I am organizing a session at the August ACS meeting in Boston entitled:
Enabling Machines to Read the Chemical Literature: Techniques, Case Studies & Opportunities
Abstracts are still being accepted so if you’re interested I encourage you to submit. Topics covered by talks are likely to be quite varied e.g. extraction of chemistry from images, classification of extracted compounds, association of chemicals with metadata etc.
The session is in the CINF division and the deadline for submissions is the 29th March 2015. This is a hard deadline so if you’re interested in submitting please don’t miss it!

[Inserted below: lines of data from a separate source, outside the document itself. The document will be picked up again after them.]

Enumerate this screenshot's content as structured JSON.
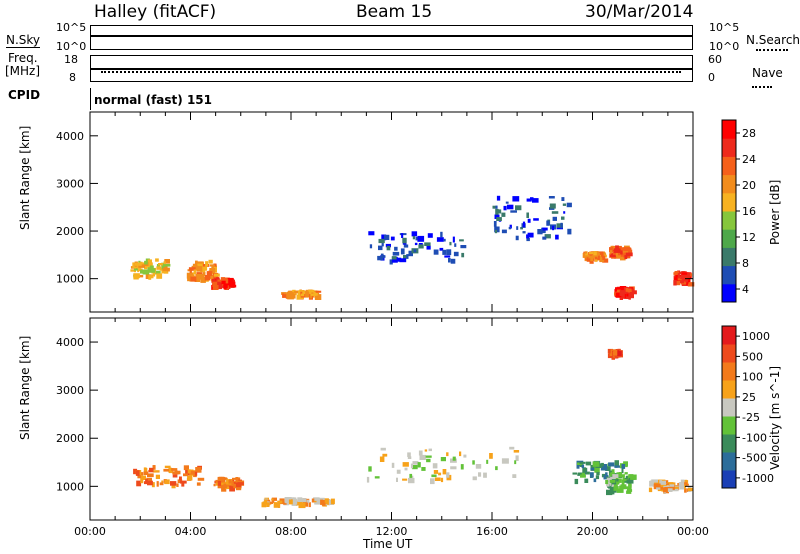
{
  "header": {
    "station": "Halley (fitACF)",
    "beam": "Beam 15",
    "date": "30/Mar/2014"
  },
  "top_panels": {
    "nsky_label": "N.Sky",
    "nsearch_label": "N.Search",
    "nsky_ticks": [
      "10^5",
      "10^0"
    ],
    "nsearch_ticks": [
      "10^5",
      "10^0"
    ],
    "freq_label_1": "Freq.",
    "freq_label_2": "[MHz]",
    "freq_ticks": [
      "18",
      "8"
    ],
    "nave_label": "Nave",
    "nave_ticks": [
      "60",
      "0"
    ],
    "cpid_label": "CPID",
    "cpid_value": "normal (fast) 151"
  },
  "chart_data": [
    {
      "type": "heatmap",
      "ylabel": "Slant Range [km]",
      "yticks": [
        "1000",
        "2000",
        "3000",
        "4000"
      ],
      "ylim": [
        300,
        4500
      ],
      "colorbar_label": "Power [dB]",
      "colorbar_ticks": [
        "28",
        "24",
        "20",
        "16",
        "12",
        "8",
        "4"
      ],
      "colors": [
        "#0000ff",
        "#1e4db4",
        "#3a7a6a",
        "#4ea84a",
        "#86c63c",
        "#f7b221",
        "#f28c1c",
        "#f5601a",
        "#ee2a1c",
        "#ff0000"
      ],
      "blobs": [
        {
          "t": 2.3,
          "r": 1250,
          "dt": 1.4,
          "dr": 380,
          "level": 5
        },
        {
          "t": 4.4,
          "r": 1200,
          "dt": 1.1,
          "dr": 400,
          "level": 6
        },
        {
          "t": 5.2,
          "r": 950,
          "dt": 0.8,
          "dr": 170,
          "level": 8
        },
        {
          "t": 8.3,
          "r": 720,
          "dt": 1.4,
          "dr": 110,
          "level": 6
        },
        {
          "t": 13.0,
          "r": 1700,
          "dt": 4.0,
          "dr": 600,
          "level": 1
        },
        {
          "t": 17.5,
          "r": 2300,
          "dt": 3.0,
          "dr": 900,
          "level": 1
        },
        {
          "t": 20.0,
          "r": 1500,
          "dt": 0.8,
          "dr": 160,
          "level": 6
        },
        {
          "t": 21.0,
          "r": 1600,
          "dt": 0.7,
          "dr": 200,
          "level": 7
        },
        {
          "t": 21.2,
          "r": 750,
          "dt": 0.7,
          "dr": 200,
          "level": 8
        },
        {
          "t": 23.5,
          "r": 1050,
          "dt": 0.6,
          "dr": 250,
          "level": 8
        }
      ]
    },
    {
      "type": "heatmap",
      "xlabel": "Time UT",
      "xticks": [
        "00:00",
        "04:00",
        "08:00",
        "12:00",
        "16:00",
        "20:00",
        "00:00"
      ],
      "ylabel": "Slant Range [km]",
      "yticks": [
        "1000",
        "2000",
        "3000",
        "4000"
      ],
      "ylim": [
        300,
        4500
      ],
      "colorbar_label": "Velocity [m s^-1]",
      "colorbar_ticks": [
        "1000",
        "500",
        "100",
        "25",
        "-25",
        "-100",
        "-500",
        "-1000"
      ],
      "colors": [
        "#1a3fb5",
        "#2c6d9a",
        "#3a8b5a",
        "#62c238",
        "#c8c8c0",
        "#f7a21a",
        "#f37a1b",
        "#ee4a1c",
        "#e41a1c"
      ],
      "blobs": [
        {
          "t": 3.0,
          "r": 1250,
          "dt": 2.6,
          "dr": 400,
          "level": 6
        },
        {
          "t": 5.4,
          "r": 1100,
          "dt": 1.0,
          "dr": 200,
          "level": 6
        },
        {
          "t": 8.2,
          "r": 720,
          "dt": 2.8,
          "dr": 120,
          "level": 5
        },
        {
          "t": 14.0,
          "r": 1500,
          "dt": 6.0,
          "dr": 700,
          "level": 4
        },
        {
          "t": 20.2,
          "r": 1350,
          "dt": 2.2,
          "dr": 400,
          "level": 2
        },
        {
          "t": 21.0,
          "r": 1100,
          "dt": 1.0,
          "dr": 400,
          "level": 3
        },
        {
          "t": 23.0,
          "r": 1050,
          "dt": 1.6,
          "dr": 200,
          "level": 5
        },
        {
          "t": 20.8,
          "r": 3800,
          "dt": 0.4,
          "dr": 120,
          "level": 7
        }
      ]
    }
  ]
}
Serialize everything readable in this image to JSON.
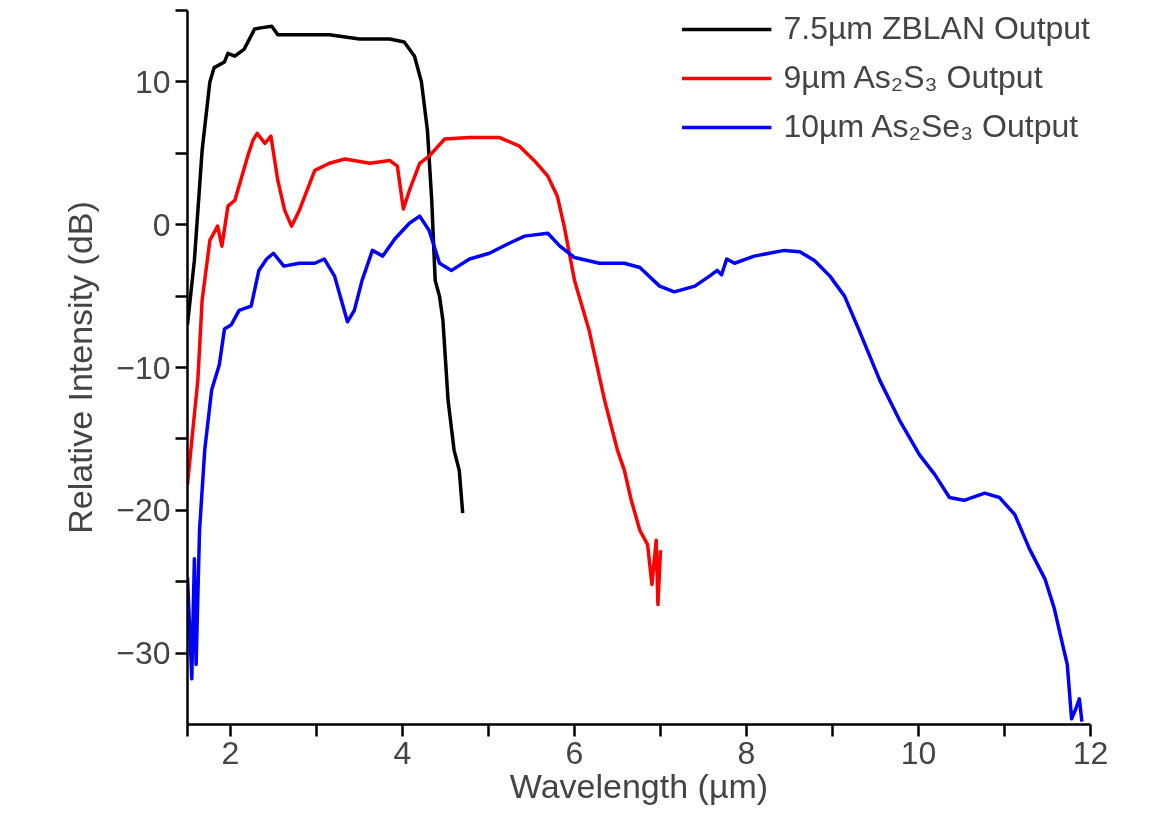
{
  "chart_data": {
    "type": "line",
    "xlabel": "Wavelength (µm)",
    "ylabel": "Relative Intensity (dB)",
    "xlim": [
      1.5,
      12
    ],
    "ylim": [
      -35,
      15
    ],
    "xticks": [
      {
        "value": 1.5,
        "label": null
      },
      2,
      {
        "value": 3,
        "label": null
      },
      4,
      {
        "value": 5,
        "label": null
      },
      6,
      {
        "value": 7,
        "label": null
      },
      8,
      {
        "value": 9,
        "label": null
      },
      10,
      {
        "value": 11,
        "label": null
      },
      12
    ],
    "yticks": [
      -30,
      {
        "value": -25,
        "label": null
      },
      -20,
      {
        "value": -15,
        "label": null
      },
      -10,
      {
        "value": -5,
        "label": null
      },
      0,
      {
        "value": 5,
        "label": null
      },
      10,
      {
        "value": 15,
        "label": null
      }
    ],
    "grid": false,
    "legend": "top right",
    "line_style": "solid",
    "marker": "none",
    "series": [
      {
        "name": "7.5µm ZBLAN Output",
        "color": "#000000",
        "x": [
          1.5,
          1.58,
          1.67,
          1.76,
          1.81,
          1.93,
          1.97,
          2.05,
          2.16,
          2.28,
          2.37,
          2.48,
          2.55,
          2.63,
          2.8,
          3.15,
          3.5,
          3.85,
          4.02,
          4.14,
          4.22,
          4.29,
          4.34,
          4.38,
          4.43,
          4.47,
          4.53,
          4.6,
          4.66,
          4.7
        ],
        "values": [
          -7.0,
          -2.5,
          5.2,
          10.0,
          11.0,
          11.4,
          12.0,
          11.8,
          12.3,
          13.7,
          13.8,
          13.9,
          13.3,
          13.3,
          13.3,
          13.3,
          13.0,
          13.0,
          12.8,
          11.8,
          10.0,
          6.6,
          1.7,
          -3.9,
          -5.0,
          -6.7,
          -12.3,
          -15.8,
          -17.2,
          -20.2
        ]
      },
      {
        "name": "9µm As₂S₃ Output",
        "color": "#ff0000",
        "x": [
          1.5,
          1.55,
          1.62,
          1.67,
          1.76,
          1.85,
          1.9,
          1.97,
          2.05,
          2.2,
          2.26,
          2.31,
          2.4,
          2.47,
          2.55,
          2.63,
          2.71,
          2.8,
          2.98,
          3.15,
          3.33,
          3.62,
          3.85,
          3.94,
          4.01,
          4.08,
          4.2,
          4.31,
          4.49,
          4.78,
          5.13,
          5.36,
          5.53,
          5.69,
          5.8,
          5.88,
          6.0,
          6.17,
          6.35,
          6.5,
          6.58,
          6.66,
          6.76,
          6.85,
          6.9,
          6.95,
          6.97,
          7.0
        ],
        "values": [
          -18.2,
          -15.1,
          -10.9,
          -5.3,
          -1.1,
          -0.1,
          -1.5,
          1.3,
          1.7,
          4.8,
          5.9,
          6.4,
          5.7,
          6.2,
          3.1,
          1.0,
          -0.1,
          1.0,
          3.8,
          4.3,
          4.6,
          4.3,
          4.5,
          4.1,
          1.1,
          2.4,
          4.3,
          4.8,
          6.0,
          6.1,
          6.1,
          5.5,
          4.5,
          3.4,
          2.0,
          -0.1,
          -3.9,
          -7.4,
          -12.3,
          -15.8,
          -17.2,
          -19.3,
          -21.4,
          -22.4,
          -25.2,
          -22.1,
          -26.6,
          -22.8
        ]
      },
      {
        "name": "10µm As₂Se₃ Output",
        "color": "#0000ff",
        "x": [
          1.5,
          1.55,
          1.58,
          1.6,
          1.64,
          1.7,
          1.78,
          1.87,
          1.93,
          2.01,
          2.1,
          2.24,
          2.33,
          2.42,
          2.5,
          2.62,
          2.8,
          2.98,
          3.09,
          3.21,
          3.36,
          3.44,
          3.53,
          3.65,
          3.77,
          3.91,
          4.08,
          4.2,
          4.31,
          4.43,
          4.57,
          4.78,
          5.01,
          5.24,
          5.42,
          5.69,
          5.83,
          6.0,
          6.29,
          6.58,
          6.76,
          6.99,
          7.16,
          7.4,
          7.57,
          7.66,
          7.71,
          7.77,
          7.86,
          8.09,
          8.44,
          8.62,
          8.79,
          8.97,
          9.14,
          9.31,
          9.55,
          9.78,
          10.01,
          10.19,
          10.36,
          10.53,
          10.77,
          10.94,
          11.12,
          11.29,
          11.47,
          11.58,
          11.66,
          11.73,
          11.78,
          11.83,
          11.87,
          11.9
        ],
        "values": [
          -24.7,
          -31.8,
          -23.4,
          -30.8,
          -21.4,
          -15.8,
          -11.6,
          -9.8,
          -7.3,
          -7.0,
          -6.0,
          -5.7,
          -3.2,
          -2.4,
          -2.0,
          -2.9,
          -2.7,
          -2.7,
          -2.4,
          -3.6,
          -6.8,
          -6.0,
          -3.9,
          -1.8,
          -2.2,
          -1.0,
          0.1,
          0.6,
          -0.4,
          -2.7,
          -3.2,
          -2.4,
          -2.0,
          -1.3,
          -0.8,
          -0.6,
          -1.5,
          -2.3,
          -2.7,
          -2.7,
          -3.0,
          -4.3,
          -4.7,
          -4.3,
          -3.6,
          -3.2,
          -3.5,
          -2.4,
          -2.7,
          -2.2,
          -1.8,
          -1.9,
          -2.5,
          -3.6,
          -5.0,
          -7.4,
          -10.9,
          -13.7,
          -16.1,
          -17.5,
          -19.1,
          -19.3,
          -18.8,
          -19.1,
          -20.3,
          -22.7,
          -24.8,
          -26.9,
          -29.0,
          -30.8,
          -34.6,
          -33.9,
          -33.2,
          -34.8
        ]
      }
    ]
  }
}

On the topic of ACS meetings, at the upcoming ACS meeting in Denver, Tony Williams will be presenting about the RSC’s work to collect NMR spectra. As co-authors of the presentation our contribution is in the form of text mining over a million NMR spectra and their associated compounds from patent filings.
Roger Sayle will be attending the Denver ACS if you want to catch up or discuss anything.
Session: CHED:NMR Spectroscopy in the Undergraduate Curriculum
Day/time: Sunday, March, 22, 2015 from 4:15 PM – 4:35 PM
Location: Gold – Sheraton Denver Downtown Hotel
Title: Providing access to a million NMR spectra via the web
Abstract: Access to large scale NMR collections of spectral data can be used for a number of purposes in terms of teaching spectroscopy to students. The data can be used for teaching purposes in lectures, as training data sets for spectral interpretation and structure elucidation, and to underpin educational resources such as the Royal Society of Chemistry’s SpectralGame (www.spectralgame.com). These resources have been available for a number of years but have been limited to rather small collections of spectral data and specifically only about 3000 spectra. In order to expand the data collection and provide richer resources for the community we have been gathering data from various laboratories and, as part of a research project, we have used text-mining approaches to extract spectral data from articles and patents in the form of textual strings and utilized algorithms to convert the data into spectral representations. While these spectra are reconstructions of text representations of the original spectral data we are investigating their value in terms of utilizing for the purpose of structure identification. This presentation will report on the processes of extracting structure-spectral pairs from text, approaches to performing automated spectral verification and our intention to assemble a spectral collection of a million NMR spectra and make them available online.